Childhood cancer patient holding balloon

Childhood cancer affects the lives of young people all over the world, regardless of their family background or upbringing. Presently, more than 80 per cent of children in high-income countries have their cancer cured compared to only 30 per cent in low to middle-income countries.

In recent years, groundbreaking clinical trials, dedicated paediatricians and cancer researchers have helped improve childhood cancer survival rates and the way we treat the disease. However, the number of children in Australia diagnosed with cancer is also increasing, highlighting the need for further research. 

In Australia, almost 1,000 children are diagnosed with cancer annually and around 100 children sadly die. Almost half of these cancer diagnoses are for children under five. Globally, nearly 400,000 children and adolescents are diagnosed with cancer each year.

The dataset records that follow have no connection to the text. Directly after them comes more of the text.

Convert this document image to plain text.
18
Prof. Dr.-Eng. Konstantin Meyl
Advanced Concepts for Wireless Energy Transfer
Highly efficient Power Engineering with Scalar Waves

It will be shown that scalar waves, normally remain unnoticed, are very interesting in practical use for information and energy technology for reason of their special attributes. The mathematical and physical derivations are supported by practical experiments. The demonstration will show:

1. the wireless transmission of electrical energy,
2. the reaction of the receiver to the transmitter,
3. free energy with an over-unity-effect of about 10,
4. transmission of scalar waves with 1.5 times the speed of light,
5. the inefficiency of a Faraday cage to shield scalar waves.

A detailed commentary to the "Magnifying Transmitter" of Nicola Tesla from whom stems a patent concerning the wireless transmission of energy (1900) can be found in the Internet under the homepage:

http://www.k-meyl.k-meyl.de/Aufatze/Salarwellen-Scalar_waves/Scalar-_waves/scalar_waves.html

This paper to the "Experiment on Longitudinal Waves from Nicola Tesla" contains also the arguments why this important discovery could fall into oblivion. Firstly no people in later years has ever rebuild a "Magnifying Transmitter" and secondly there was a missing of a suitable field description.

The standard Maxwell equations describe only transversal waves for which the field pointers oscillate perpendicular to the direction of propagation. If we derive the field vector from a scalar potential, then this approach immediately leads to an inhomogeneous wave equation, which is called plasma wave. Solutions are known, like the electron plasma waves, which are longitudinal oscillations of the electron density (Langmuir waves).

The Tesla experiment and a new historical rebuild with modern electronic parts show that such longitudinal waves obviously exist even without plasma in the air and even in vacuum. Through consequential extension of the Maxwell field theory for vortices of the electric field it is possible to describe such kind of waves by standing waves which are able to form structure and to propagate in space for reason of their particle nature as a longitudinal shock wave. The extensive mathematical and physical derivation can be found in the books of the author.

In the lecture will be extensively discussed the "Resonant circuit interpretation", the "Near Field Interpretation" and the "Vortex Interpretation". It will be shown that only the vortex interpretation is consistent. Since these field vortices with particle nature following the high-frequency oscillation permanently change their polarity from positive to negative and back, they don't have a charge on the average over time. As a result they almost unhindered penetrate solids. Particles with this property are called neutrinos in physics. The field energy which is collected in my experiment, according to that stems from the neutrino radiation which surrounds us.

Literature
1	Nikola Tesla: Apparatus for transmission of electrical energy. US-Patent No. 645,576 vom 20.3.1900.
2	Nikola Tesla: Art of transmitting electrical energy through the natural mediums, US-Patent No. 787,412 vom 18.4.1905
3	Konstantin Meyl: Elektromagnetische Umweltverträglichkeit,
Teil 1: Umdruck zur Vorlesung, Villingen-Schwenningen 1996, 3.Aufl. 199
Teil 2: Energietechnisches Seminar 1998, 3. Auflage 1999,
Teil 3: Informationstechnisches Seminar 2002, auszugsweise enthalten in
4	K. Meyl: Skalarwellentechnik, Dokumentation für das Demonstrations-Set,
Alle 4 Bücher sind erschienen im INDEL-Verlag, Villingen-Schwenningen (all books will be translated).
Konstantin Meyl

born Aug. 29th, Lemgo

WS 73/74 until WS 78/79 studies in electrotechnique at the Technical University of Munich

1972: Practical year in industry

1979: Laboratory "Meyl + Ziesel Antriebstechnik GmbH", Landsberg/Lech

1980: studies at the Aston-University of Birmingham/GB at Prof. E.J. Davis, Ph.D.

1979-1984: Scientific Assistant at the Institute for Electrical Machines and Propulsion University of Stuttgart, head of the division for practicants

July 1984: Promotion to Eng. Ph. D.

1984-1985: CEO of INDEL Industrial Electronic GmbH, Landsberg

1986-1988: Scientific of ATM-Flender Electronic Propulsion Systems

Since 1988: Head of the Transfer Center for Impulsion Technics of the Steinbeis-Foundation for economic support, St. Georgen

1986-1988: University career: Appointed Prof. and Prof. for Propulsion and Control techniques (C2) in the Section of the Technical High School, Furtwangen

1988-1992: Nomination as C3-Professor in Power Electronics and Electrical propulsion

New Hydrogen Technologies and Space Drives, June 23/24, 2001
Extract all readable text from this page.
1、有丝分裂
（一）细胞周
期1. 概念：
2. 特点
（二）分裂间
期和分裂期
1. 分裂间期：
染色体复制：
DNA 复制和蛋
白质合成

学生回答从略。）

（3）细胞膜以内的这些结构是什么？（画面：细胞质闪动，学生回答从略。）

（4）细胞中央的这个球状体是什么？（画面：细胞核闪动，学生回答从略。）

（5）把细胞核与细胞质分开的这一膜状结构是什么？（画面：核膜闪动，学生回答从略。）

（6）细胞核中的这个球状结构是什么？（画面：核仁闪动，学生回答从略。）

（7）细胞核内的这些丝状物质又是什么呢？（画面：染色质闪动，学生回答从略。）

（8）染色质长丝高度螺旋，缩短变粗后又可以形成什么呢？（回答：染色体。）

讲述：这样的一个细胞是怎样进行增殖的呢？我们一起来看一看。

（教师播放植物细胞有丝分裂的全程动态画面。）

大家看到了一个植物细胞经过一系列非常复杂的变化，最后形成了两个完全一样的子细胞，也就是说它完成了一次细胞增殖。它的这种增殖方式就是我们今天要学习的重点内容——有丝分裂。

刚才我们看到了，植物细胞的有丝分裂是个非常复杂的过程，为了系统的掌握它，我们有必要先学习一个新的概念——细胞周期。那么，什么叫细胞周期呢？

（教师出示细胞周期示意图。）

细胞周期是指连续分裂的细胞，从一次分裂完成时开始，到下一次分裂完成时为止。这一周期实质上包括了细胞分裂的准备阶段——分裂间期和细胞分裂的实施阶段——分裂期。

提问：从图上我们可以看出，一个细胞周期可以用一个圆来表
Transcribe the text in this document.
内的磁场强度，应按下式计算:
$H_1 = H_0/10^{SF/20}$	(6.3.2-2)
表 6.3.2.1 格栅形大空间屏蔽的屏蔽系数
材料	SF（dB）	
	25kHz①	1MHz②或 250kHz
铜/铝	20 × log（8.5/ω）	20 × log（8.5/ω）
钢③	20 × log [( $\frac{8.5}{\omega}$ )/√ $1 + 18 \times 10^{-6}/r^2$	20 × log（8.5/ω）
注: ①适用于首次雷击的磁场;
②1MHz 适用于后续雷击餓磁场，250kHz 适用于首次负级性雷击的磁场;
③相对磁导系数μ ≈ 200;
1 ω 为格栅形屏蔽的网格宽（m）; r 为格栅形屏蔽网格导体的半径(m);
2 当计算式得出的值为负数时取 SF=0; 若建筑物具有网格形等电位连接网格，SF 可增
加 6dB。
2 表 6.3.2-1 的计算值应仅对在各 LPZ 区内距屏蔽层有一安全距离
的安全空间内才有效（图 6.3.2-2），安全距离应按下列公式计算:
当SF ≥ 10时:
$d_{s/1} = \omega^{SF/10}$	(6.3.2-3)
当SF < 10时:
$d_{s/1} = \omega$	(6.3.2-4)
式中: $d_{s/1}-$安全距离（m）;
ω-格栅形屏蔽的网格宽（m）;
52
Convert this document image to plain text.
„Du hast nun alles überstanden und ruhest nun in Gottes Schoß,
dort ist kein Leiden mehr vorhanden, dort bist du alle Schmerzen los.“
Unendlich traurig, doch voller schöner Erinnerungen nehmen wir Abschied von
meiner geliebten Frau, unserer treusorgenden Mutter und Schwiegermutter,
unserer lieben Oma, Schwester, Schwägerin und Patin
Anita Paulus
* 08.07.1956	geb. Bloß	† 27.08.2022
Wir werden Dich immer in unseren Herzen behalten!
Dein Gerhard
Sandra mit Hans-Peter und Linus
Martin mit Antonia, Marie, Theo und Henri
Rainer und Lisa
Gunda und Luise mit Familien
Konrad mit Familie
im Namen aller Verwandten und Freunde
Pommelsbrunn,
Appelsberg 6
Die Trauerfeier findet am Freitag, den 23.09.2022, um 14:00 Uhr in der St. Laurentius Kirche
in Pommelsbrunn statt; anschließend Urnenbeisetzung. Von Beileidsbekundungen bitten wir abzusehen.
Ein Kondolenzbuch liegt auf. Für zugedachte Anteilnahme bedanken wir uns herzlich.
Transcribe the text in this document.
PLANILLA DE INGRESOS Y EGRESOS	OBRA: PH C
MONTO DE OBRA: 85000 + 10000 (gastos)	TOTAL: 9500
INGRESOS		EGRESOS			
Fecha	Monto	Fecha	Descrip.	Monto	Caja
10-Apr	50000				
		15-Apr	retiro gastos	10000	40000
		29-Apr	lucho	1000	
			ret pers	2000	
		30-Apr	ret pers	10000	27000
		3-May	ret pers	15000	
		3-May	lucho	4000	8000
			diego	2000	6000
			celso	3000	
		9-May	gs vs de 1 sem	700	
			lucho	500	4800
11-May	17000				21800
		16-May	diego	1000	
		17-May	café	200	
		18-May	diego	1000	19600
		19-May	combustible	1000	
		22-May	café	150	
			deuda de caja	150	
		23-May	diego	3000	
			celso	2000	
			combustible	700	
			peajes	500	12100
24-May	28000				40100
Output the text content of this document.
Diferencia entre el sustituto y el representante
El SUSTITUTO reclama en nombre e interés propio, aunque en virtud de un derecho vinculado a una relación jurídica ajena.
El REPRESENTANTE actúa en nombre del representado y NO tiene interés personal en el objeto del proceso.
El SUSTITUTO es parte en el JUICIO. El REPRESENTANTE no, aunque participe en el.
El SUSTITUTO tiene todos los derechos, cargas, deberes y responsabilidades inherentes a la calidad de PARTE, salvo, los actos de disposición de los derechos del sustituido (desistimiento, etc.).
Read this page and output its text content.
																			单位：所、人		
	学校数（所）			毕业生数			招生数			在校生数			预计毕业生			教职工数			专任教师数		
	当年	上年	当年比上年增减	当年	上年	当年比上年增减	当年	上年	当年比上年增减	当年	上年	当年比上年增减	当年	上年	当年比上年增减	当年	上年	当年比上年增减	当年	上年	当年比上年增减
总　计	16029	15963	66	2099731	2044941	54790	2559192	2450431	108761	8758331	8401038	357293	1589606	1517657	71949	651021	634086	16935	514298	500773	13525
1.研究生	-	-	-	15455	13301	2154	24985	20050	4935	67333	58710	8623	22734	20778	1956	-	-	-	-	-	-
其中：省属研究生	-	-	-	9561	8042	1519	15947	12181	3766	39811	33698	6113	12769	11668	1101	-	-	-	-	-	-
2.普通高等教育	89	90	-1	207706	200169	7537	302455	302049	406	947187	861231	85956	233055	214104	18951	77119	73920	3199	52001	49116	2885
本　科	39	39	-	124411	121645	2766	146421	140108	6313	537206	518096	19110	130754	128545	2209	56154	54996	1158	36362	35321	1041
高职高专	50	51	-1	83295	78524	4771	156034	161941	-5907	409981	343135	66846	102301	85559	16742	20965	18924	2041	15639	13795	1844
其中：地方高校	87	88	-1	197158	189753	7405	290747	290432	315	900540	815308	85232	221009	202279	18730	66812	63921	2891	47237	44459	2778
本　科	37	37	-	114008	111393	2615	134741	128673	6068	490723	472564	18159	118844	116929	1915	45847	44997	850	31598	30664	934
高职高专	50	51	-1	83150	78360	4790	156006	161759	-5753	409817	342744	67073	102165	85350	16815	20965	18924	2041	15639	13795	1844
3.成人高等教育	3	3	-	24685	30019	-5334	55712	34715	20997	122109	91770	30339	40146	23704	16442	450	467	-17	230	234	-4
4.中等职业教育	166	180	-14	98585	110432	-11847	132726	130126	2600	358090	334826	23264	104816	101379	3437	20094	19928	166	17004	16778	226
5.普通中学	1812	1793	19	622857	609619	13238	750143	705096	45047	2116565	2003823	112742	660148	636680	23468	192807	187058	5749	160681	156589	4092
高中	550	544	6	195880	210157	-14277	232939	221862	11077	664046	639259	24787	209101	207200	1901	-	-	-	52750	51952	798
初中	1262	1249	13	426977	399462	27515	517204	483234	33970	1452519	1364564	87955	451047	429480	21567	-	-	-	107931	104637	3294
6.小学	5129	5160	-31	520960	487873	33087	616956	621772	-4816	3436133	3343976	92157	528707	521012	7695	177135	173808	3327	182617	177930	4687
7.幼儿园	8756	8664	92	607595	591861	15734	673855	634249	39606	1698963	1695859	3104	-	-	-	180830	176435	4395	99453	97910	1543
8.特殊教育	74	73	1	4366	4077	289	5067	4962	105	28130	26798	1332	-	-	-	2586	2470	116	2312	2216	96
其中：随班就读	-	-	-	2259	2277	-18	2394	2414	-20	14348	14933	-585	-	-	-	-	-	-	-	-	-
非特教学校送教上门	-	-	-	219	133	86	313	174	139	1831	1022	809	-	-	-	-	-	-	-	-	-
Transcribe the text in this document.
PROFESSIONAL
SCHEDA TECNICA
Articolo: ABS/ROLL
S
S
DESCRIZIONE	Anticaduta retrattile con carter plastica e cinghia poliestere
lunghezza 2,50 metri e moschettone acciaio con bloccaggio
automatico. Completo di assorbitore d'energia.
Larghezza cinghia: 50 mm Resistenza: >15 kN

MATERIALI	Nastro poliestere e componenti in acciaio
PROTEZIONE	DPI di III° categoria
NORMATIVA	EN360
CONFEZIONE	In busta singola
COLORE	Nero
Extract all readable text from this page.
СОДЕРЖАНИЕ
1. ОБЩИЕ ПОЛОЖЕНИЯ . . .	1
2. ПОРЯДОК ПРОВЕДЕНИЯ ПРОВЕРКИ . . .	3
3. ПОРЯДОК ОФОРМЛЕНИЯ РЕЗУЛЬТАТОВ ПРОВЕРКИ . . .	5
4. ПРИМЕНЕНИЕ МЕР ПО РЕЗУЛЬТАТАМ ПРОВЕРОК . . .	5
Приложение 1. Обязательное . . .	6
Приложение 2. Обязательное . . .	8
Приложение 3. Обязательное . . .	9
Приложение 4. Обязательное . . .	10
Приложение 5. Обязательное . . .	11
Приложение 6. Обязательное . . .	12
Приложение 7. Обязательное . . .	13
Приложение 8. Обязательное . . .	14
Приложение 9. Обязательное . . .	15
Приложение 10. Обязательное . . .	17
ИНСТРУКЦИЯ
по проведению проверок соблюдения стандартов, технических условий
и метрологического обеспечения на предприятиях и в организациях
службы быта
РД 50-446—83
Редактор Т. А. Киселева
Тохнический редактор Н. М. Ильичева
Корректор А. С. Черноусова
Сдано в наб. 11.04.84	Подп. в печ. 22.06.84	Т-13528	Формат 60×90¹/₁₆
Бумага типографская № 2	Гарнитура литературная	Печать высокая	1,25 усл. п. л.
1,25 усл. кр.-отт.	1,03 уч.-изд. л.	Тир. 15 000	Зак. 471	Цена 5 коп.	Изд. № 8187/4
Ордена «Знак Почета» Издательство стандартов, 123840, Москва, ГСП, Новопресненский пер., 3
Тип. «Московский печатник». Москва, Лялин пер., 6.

Murdoch Children’s Research Institute has several cancer studies ongoing, including the Victorian Paediatric Cancer Consortium (VPCC), Australian Cardio-Oncology Registry (ACOR) and cutting-edge brain cancer research. Our research aims to improve childhood cancer survival rates so that all children have the opportunity to live a healthy and fulfilled life.

Victorian Paediatric Cancer Consortium (VPCC)

The Victorian Paediatric Cancer Consortium (VPCC) is a collaboration led by Murdoch Children’s and the Hudson Institute of Medical Research that is driven by the need to improve outcomes for child cancer patients in Australia and worldwide.

The VPCC also includes clinicians and researchers from The Royal Children’s Hospital, Monash Children's Hospital, WEHIPeter MacCallum Cancer CentreMonash University and the University of Melbourne. This interplay of clinical expertise and research pipelines ensures that every potentially life-saving discovery reaches children in hospital with cancer as quickly as possible.

VPCC’s dedicated researchers work hard to fill the gap in child cancer research by mapping the patient journey, finding new therapies for rare types of cancer and investigating how to minimise the harmful effects of cancer-fighting treatments.

The aim of VPCC is to learn more about the immediate and ongoing effects of childhood cancer and give survivors better opportunities to manage their long-term health as they grow up.   

VPCC is funded by the Australian Government’s Medical Research Future Fund (MRFF) and the Andrews Labor Government.

Australian Cardio-Oncology Registry (ACOR)

Currently, heart complications are the second leading cause of death in those who have beaten cancer. Survivors of childhood cancer are at a greater risk of heart failure and heart disease than the general population.

The Australian Cardio-Oncology Registry (ACOR) is a world-first cardio-oncology registry developed by Murdoch Children’s and supported by 11 Australian hospitals. ACOR aims to learn more about why survivors of childhood cancer are more likely to have heart failure than other children and prevent this from occurring.

The registry, led by Associate Professor Rachel Conyers, documents children and young adults who are receiving cancer treatments that can be toxic to the heart such as chemotherapy, radiotherapy, molecular and immunotherapy. The data collected in the registry includes information on the clinical, epidemiological and pharmaceutical experiences of children. It will help inform longitudinal cancer research to provide better outcomes and treatments for patients who are more at risk of developing harmful, therapy-related side effects.          

Brain Cancer Research

Childhood brain cancer has a very low survival rate in Australia, claiming the lives of four out of five children who are diagnosed with the disease within five years. There is currently no cure for brain cancer.

Professor David Eistenstat is the head of Neuro-Oncology at Murdoch Children’s and Director of the Children’s Cancer Centre at The Royal Children’s Hospital.

Professor Eistenstat and his team at Murdoch Children’s are working to identify new therapies that could one day treat, prevent and cure childhood brain cancer. The new therapies being studied will see whether it’s possible to use the immune system to create immunotherapies that fight brain cancer. We are also assessing whether giving specific medications to a child with relapsed brain cancer before surgery helps to better target new tumours.

The Neuro-Oncology team is also studying the link between the signals that control a cell's final identity, normal cell development and cancer.

In addition, Associate Professor Jonathan Payne, co-lead of the Brain & Mind Research Group at Murdoch Children's and his team are working together to find new treatments that may shrink brain tumours in children with neurofibromatosis.